The Brink: How did you first get started in this field?
I was trained as a physical chemist as a PhD student and postdoc. I was looking for a job in 2003 and had one offer from the chemistry department at the University of Utah. I then got an offer from Purdue University in biomedical engineering, and I had no idea what biomedical engineers do—I talked to my advisor at Harvard University and he said, “Oh they make artificial bones.” So, that was my initial understanding of biomedical engineering. Photonics was still new and eventually became a major direction, but the whole biomedical engineering department at Purdue only had six faculty at the time. It turned out to be a very good decision for me to go there, because I was able to bring my spectroscopy knowledge into the biomedical engineering discipline. I had the fortune of leading an emerging field called chemical imaging. A major goal of my career is to build a special microscope, called a chemical microscope, which allows scientists to map molecules inside a living system without dye labels.
The Brink: What would you say to early career scientists who want to be innovators? What advice would you give them?

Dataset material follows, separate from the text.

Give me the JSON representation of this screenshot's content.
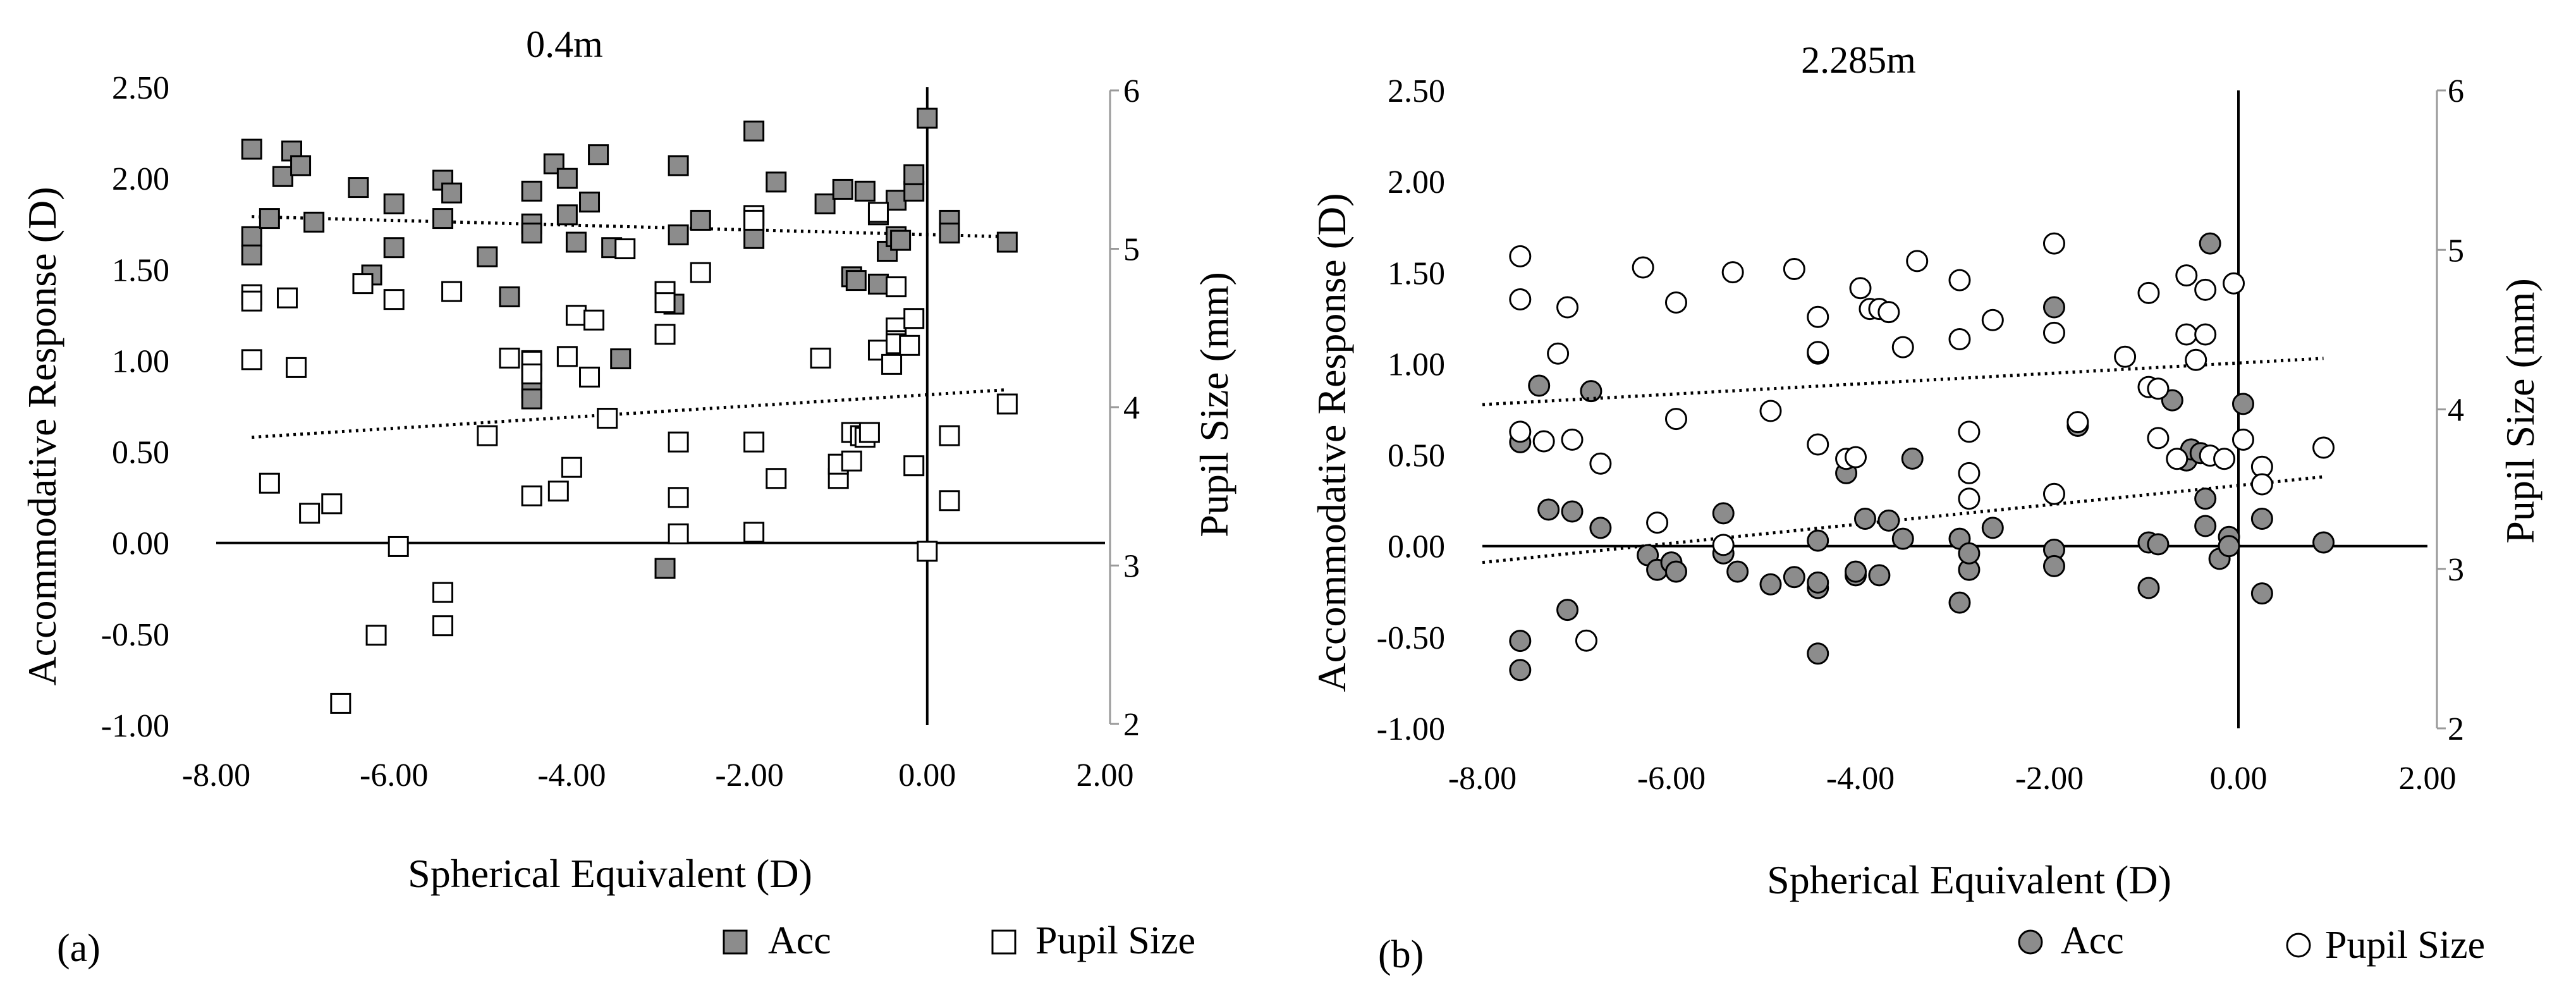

The whole world can be described in one word: change. Innovation means that you do new things, and the whole world is changing every day. If you don’t change, you cannot do new things. And embracing change, in my case, is having no fear to enter a new field, or a new discipline. That will create unexpected opportunity. The flip side to my advice is to not change—that’s exactly the Chinese philosophy, the yin and yang, change and no change. Here, no change means persistence. Because if you want to have a big impact, you need to have persistence toward a far-reaching goal and never give up. I have a dream to make dye-free bond-selective microscopy extremely sensitive, to be on par with fluorescence microscopy, which has single molecule detection. That way we can really see molecules, since the concentration of most molecules inside cell tissue is very low. We are now very close to that dream, from not giving up and having no fear of trying new ways over the past 20 years.
This interview was edited and condensed for clarity.